I'd try to cutout the rotted bottom and replace it with a new piece.  Just make sure that it is really secured to the head/hanging locker bulkhead and do the work when the boat is in the water, so you get it inplace just like the old bulkhead or your door may never close properly.

A thought
Ron, Apache #788

Dancrosswis

Thanks Ron,

Quotedo the work when the boat is in the water

Yep, that's good advice.  I've settled on a game plan.

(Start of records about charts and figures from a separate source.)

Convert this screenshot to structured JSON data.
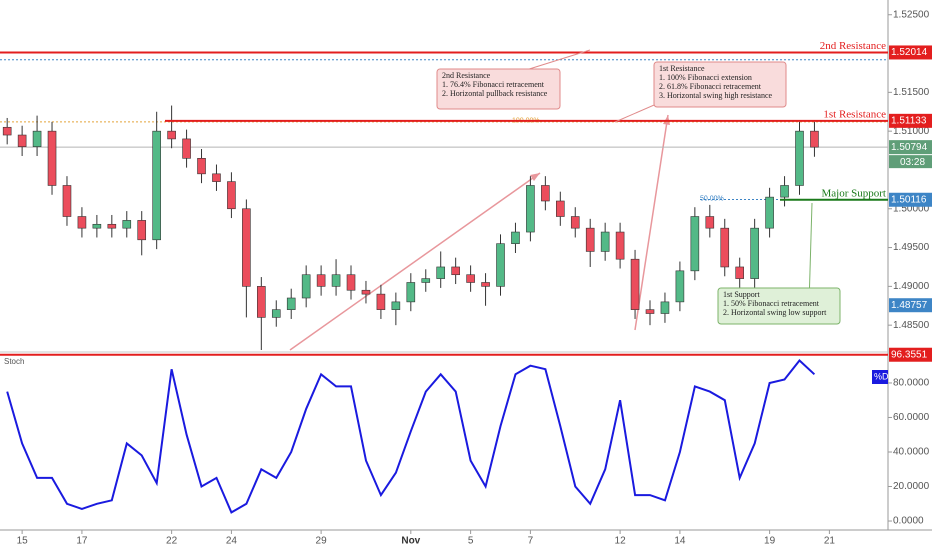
{
  "chart_data": [
    {
      "type": "candlestick",
      "x": [
        -0.5,
        0,
        0.5,
        1,
        1.5,
        2,
        2.5,
        3,
        3.5,
        4,
        4.5,
        5,
        5.5,
        6,
        6.5,
        7,
        7.5,
        8,
        8.5,
        9,
        9.5,
        10,
        10.5,
        11,
        11.5,
        12,
        12.5,
        13,
        13.5,
        14,
        14.5,
        15,
        15.5,
        16,
        16.5,
        17,
        17.5,
        18,
        18.5,
        19,
        19.5,
        20,
        20.5,
        21,
        21.5,
        22,
        22.5,
        23,
        23.5,
        24,
        24.5,
        25,
        25.5,
        26,
        26.5
      ],
      "open": [
        1.5105,
        1.5095,
        1.508,
        1.51,
        1.503,
        1.499,
        1.4975,
        1.498,
        1.4975,
        1.4985,
        1.496,
        1.51,
        1.509,
        1.5065,
        1.5045,
        1.5035,
        1.5,
        1.49,
        1.486,
        1.487,
        1.4885,
        1.4915,
        1.49,
        1.4915,
        1.4895,
        1.489,
        1.487,
        1.488,
        1.4905,
        1.491,
        1.4925,
        1.4915,
        1.4905,
        1.49,
        1.4955,
        1.497,
        1.503,
        1.501,
        1.499,
        1.4975,
        1.4945,
        1.497,
        1.4935,
        1.487,
        1.4865,
        1.488,
        1.492,
        1.499,
        1.4975,
        1.4925,
        1.491,
        1.4975,
        1.5015,
        1.503,
        1.51
      ],
      "high": [
        1.5117,
        1.5107,
        1.512,
        1.5112,
        1.5042,
        1.5002,
        1.4992,
        1.4992,
        1.4997,
        1.4997,
        1.5125,
        1.5133,
        1.5102,
        1.5077,
        1.5057,
        1.5047,
        1.5012,
        1.4912,
        1.4882,
        1.4897,
        1.4927,
        1.4927,
        1.4935,
        1.4927,
        1.4907,
        1.4902,
        1.4892,
        1.4917,
        1.4922,
        1.4945,
        1.4937,
        1.4927,
        1.4917,
        1.4967,
        1.4982,
        1.5042,
        1.5042,
        1.5022,
        1.5002,
        1.4987,
        1.4982,
        1.4982,
        1.4947,
        1.4882,
        1.4892,
        1.4932,
        1.5002,
        1.5005,
        1.4987,
        1.4937,
        1.4987,
        1.5027,
        1.5042,
        1.5112,
        1.5112
      ],
      "low": [
        1.5083,
        1.5068,
        1.5068,
        1.5018,
        1.4978,
        1.4963,
        1.4963,
        1.4963,
        1.4963,
        1.494,
        1.4948,
        1.5078,
        1.5053,
        1.5033,
        1.5023,
        1.4988,
        1.486,
        1.4818,
        1.4848,
        1.4858,
        1.4873,
        1.4888,
        1.4888,
        1.4883,
        1.4878,
        1.4858,
        1.485,
        1.4868,
        1.4893,
        1.4898,
        1.4903,
        1.4893,
        1.4875,
        1.4888,
        1.4943,
        1.4958,
        1.4998,
        1.4978,
        1.4963,
        1.4925,
        1.4933,
        1.4923,
        1.4858,
        1.485,
        1.4853,
        1.4868,
        1.4908,
        1.4963,
        1.4913,
        1.4898,
        1.4898,
        1.4963,
        1.5003,
        1.5018,
        1.5067
      ],
      "close": [
        1.5095,
        1.508,
        1.51,
        1.503,
        1.499,
        1.4975,
        1.498,
        1.4975,
        1.4985,
        1.496,
        1.51,
        1.509,
        1.5065,
        1.5045,
        1.5035,
        1.5,
        1.49,
        1.486,
        1.487,
        1.4885,
        1.4915,
        1.49,
        1.4915,
        1.4895,
        1.489,
        1.487,
        1.488,
        1.4905,
        1.491,
        1.4925,
        1.4915,
        1.4905,
        1.49,
        1.4955,
        1.497,
        1.503,
        1.501,
        1.499,
        1.4975,
        1.4945,
        1.497,
        1.4935,
        1.487,
        1.4865,
        1.488,
        1.492,
        1.499,
        1.4975,
        1.4925,
        1.491,
        1.4975,
        1.5015,
        1.503,
        1.51,
        1.50794
      ],
      "up_color": "#53b987",
      "down_color": "#eb4d5c",
      "xlim": [
        -0.74,
        28.96
      ],
      "xticks": [
        {
          "value": 0,
          "label": "15"
        },
        {
          "value": 2,
          "label": "17"
        },
        {
          "value": 5,
          "label": "22"
        },
        {
          "value": 7,
          "label": "24"
        },
        {
          "value": 10,
          "label": "29"
        },
        {
          "value": 13,
          "label": "Nov"
        },
        {
          "value": 15,
          "label": "5"
        },
        {
          "value": 17,
          "label": "7"
        },
        {
          "value": 20,
          "label": "12"
        },
        {
          "value": 22,
          "label": "14"
        },
        {
          "value": 25,
          "label": "19"
        },
        {
          "value": 27,
          "label": "21"
        }
      ],
      "ylim": [
        1.4818,
        1.5269
      ],
      "yticks": [
        {
          "value": 1.525,
          "label": "1.52500"
        },
        {
          "value": 1.515,
          "label": "1.51500"
        },
        {
          "value": 1.51,
          "label": "1.51000"
        },
        {
          "value": 1.5,
          "label": "1.50000"
        },
        {
          "value": 1.495,
          "label": "1.49500"
        },
        {
          "value": 1.49,
          "label": "1.49000"
        },
        {
          "value": 1.485,
          "label": "1.48500"
        }
      ],
      "grid": false,
      "levels": [
        {
          "label": "2nd Resistance",
          "value": 1.52014,
          "color": "#e31e1e"
        },
        {
          "label": "1st Resistance",
          "value": 1.51133,
          "color": "#e31e1e"
        },
        {
          "label": "Major Support",
          "value": 1.50116,
          "color": "#1b7a1b"
        }
      ],
      "fib_levels": [
        {
          "value": 1.5192
        },
        {
          "label": "100.00%",
          "value": 1.5112
        },
        {
          "label": "50.00%",
          "value": 1.5012
        }
      ],
      "price_markers": [
        {
          "value": 1.50116,
          "color": "#3d85c6"
        },
        {
          "value": 1.48757,
          "color": "#3d85c6"
        }
      ],
      "last_price": 1.50794,
      "last_color": "#5f9e78",
      "countdown": "03:28",
      "annotations": [
        {
          "lines": [
            "2nd Resistance",
            "1. 76.4% Fibonacci retracement",
            "2. Horizontal pullback resistance"
          ],
          "color": "#e08a8a"
        },
        {
          "lines": [
            "1st Resistance",
            "1. 100% Fibonacci extension",
            "2. 61.8% Fibonacci retracement",
            "3. Horizontal swing high resistance"
          ],
          "color": "#e08a8a"
        },
        {
          "lines": [
            "1st Support",
            "1. 50% Fibonacci retracement",
            "2. Horizontal swing low support"
          ],
          "color": "#7cb36a"
        }
      ]
    },
    {
      "type": "line",
      "title": "Stoch",
      "x": [
        -0.5,
        0,
        0.5,
        1,
        1.5,
        2,
        2.5,
        3,
        3.5,
        4,
        4.5,
        5,
        5.5,
        6,
        6.5,
        7,
        7.5,
        8,
        8.5,
        9,
        9.5,
        10,
        10.5,
        11,
        11.5,
        12,
        12.5,
        13,
        13.5,
        14,
        14.5,
        15,
        15.5,
        16,
        16.5,
        17,
        17.5,
        18,
        18.5,
        19,
        19.5,
        20,
        20.5,
        21,
        21.5,
        22,
        22.5,
        23,
        23.5,
        24,
        24.5,
        25,
        25.5,
        26,
        26.5
      ],
      "series": [
        {
          "name": "%D",
          "color": "#1a1adf",
          "values": [
            75,
            45,
            25,
            25,
            10,
            7,
            10,
            12,
            45,
            38,
            22,
            88,
            50,
            20,
            25,
            5,
            10,
            30,
            25,
            40,
            65,
            85,
            78,
            78,
            35,
            15,
            28,
            52,
            75,
            85,
            75,
            35,
            20,
            55,
            85,
            90,
            88,
            55,
            20,
            10,
            30,
            70,
            15,
            15,
            12,
            40,
            78,
            75,
            70,
            25,
            45,
            80,
            82,
            93,
            85
          ]
        }
      ],
      "xlim": [
        -0.74,
        28.96
      ],
      "ylim": [
        -5.2,
        96.2
      ],
      "yticks": [
        {
          "value": 80,
          "label": "80.0000"
        },
        {
          "value": 60,
          "label": "60.0000"
        },
        {
          "value": 40,
          "label": "40.0000"
        },
        {
          "value": 20,
          "label": "20.0000"
        },
        {
          "value": 0,
          "label": "0.0000"
        }
      ],
      "level": 96.3551,
      "level_color": "#e31e1e"
    }
  ]
}
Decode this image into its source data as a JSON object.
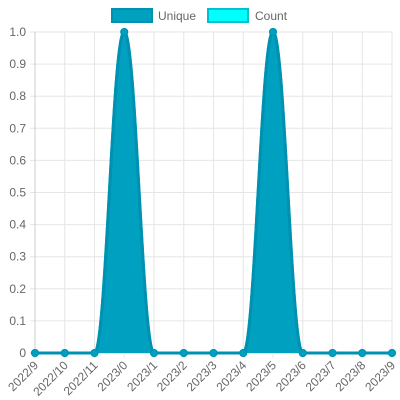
{
  "chart_data": {
    "type": "area",
    "categories": [
      "2022/9",
      "2022/10",
      "2022/11",
      "2023/0",
      "2023/1",
      "2023/2",
      "2023/3",
      "2023/4",
      "2023/5",
      "2023/6",
      "2023/7",
      "2023/8",
      "2023/9"
    ],
    "series": [
      {
        "name": "Unique",
        "values": [
          0,
          0,
          0,
          1,
          0,
          0,
          0,
          0,
          1,
          0,
          0,
          0,
          0
        ],
        "color": "#00a0c0",
        "stroke": "#0090b0"
      },
      {
        "name": "Count",
        "values": [
          0,
          0,
          0,
          1,
          0,
          0,
          0,
          0,
          1,
          0,
          0,
          0,
          0
        ],
        "color": "#00ffff",
        "stroke": "#00c0d0"
      }
    ],
    "y_ticks": [
      "0",
      "0.1",
      "0.2",
      "0.3",
      "0.4",
      "0.5",
      "0.6",
      "0.7",
      "0.8",
      "0.9",
      "1.0"
    ],
    "ylim": [
      0,
      1
    ],
    "grid": true,
    "legend_position": "top-center"
  }
}
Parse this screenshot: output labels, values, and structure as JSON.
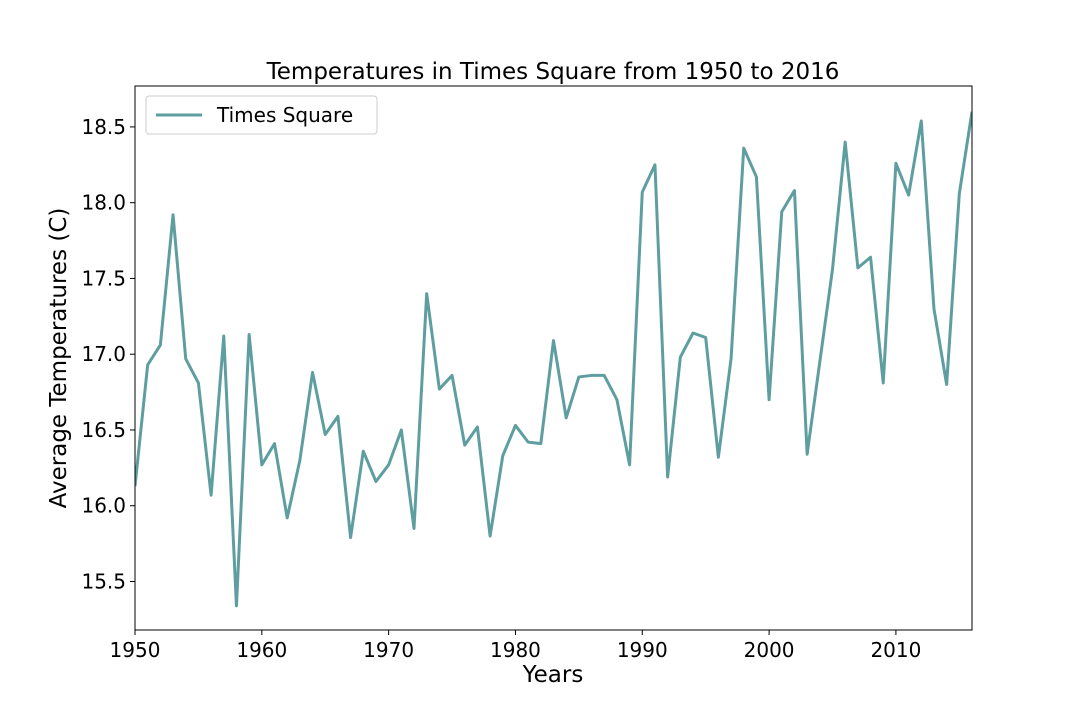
{
  "chart_data": {
    "type": "line",
    "title": "Temperatures in Times Square from 1950 to 2016",
    "xlabel": "Years",
    "ylabel": "Average Temperatures (C)",
    "xlim": [
      1950,
      2016
    ],
    "ylim": [
      15.18,
      18.77
    ],
    "x_ticks": [
      1950,
      1960,
      1970,
      1980,
      1990,
      2000,
      2010
    ],
    "y_ticks": [
      "15.5",
      "16.0",
      "16.5",
      "17.0",
      "17.5",
      "18.0",
      "18.5"
    ],
    "grid": false,
    "legend_position": "upper-left",
    "series": [
      {
        "name": "Times Square",
        "color": "#5f9ea0",
        "x": [
          1950,
          1951,
          1952,
          1953,
          1954,
          1955,
          1956,
          1957,
          1958,
          1959,
          1960,
          1961,
          1962,
          1963,
          1964,
          1965,
          1966,
          1967,
          1968,
          1969,
          1970,
          1971,
          1972,
          1973,
          1974,
          1975,
          1976,
          1977,
          1978,
          1979,
          1980,
          1981,
          1982,
          1983,
          1984,
          1985,
          1986,
          1987,
          1988,
          1989,
          1990,
          1991,
          1992,
          1993,
          1994,
          1995,
          1996,
          1997,
          1998,
          1999,
          2000,
          2001,
          2002,
          2003,
          2004,
          2005,
          2006,
          2007,
          2008,
          2009,
          2010,
          2011,
          2012,
          2013,
          2014,
          2015,
          2016
        ],
        "values": [
          16.13,
          16.93,
          17.06,
          17.92,
          16.97,
          16.81,
          16.07,
          17.12,
          15.34,
          17.13,
          16.27,
          16.41,
          15.92,
          16.3,
          16.88,
          16.47,
          16.59,
          15.79,
          16.36,
          16.16,
          16.27,
          16.5,
          15.85,
          17.4,
          16.77,
          16.86,
          16.4,
          16.52,
          15.8,
          16.33,
          16.53,
          16.42,
          16.41,
          17.09,
          16.58,
          16.85,
          16.86,
          16.86,
          16.7,
          16.27,
          18.07,
          18.25,
          16.19,
          16.98,
          17.14,
          17.11,
          16.32,
          16.97,
          18.36,
          18.17,
          16.7,
          17.94,
          18.08,
          16.34,
          16.95,
          17.56,
          18.4,
          17.57,
          17.64,
          16.81,
          18.26,
          18.05,
          18.54,
          17.3,
          16.8,
          18.06,
          18.6
        ]
      }
    ]
  }
}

  • Bulkhead.  After checking the prices for good teak marine plywood, with shipping, I've decided for now not to replace the bottom half of the bulkhead, which has already been removed.  Instead, I will add more bolts along the lower edge of the remaining bulkhead, through the hanging locker fiberglass.  I suspect I will end up with a bulkhead attachment which is at least as strong as the original installation.
  • Door Frame.  I plan to trim the bottom so that it doesn't bear on the head fiberglass door sill.  That should prevent any remaining flexing from kicking the door frame out of alignment.  I'll also reattach the lower portion of the frame to the hanging locker.  It's now unattached where the lower half of the bulkhead was removed.  I'll slip a narrow vertical piece of wood (I may have some solid teak that will work) into the dado formerly inhabited by the bulkhead and then fasten that to the hanging locker.

I'll send an update when the project is complete.  BTW, the admiral didn't recognize that I had removed the lower half of the bulkhead.  The now revealed hanging locker gelcoat is in great shape and blends in with the rest of the head.

Regards,
Dan
Ennui Went #159

Ron Hill

#3
Dan : You might consider using a piece of outdoor grade plywood (for strength) to replace the bottom piece you removed and then facing it with a piece of Formica. I believe that you can get formica in a color almost exact to the color inside the head.

You might even be able to cut one piece of formica to cover that entire inside wall of the head!?!  and even overlap the floor "pan" of the head?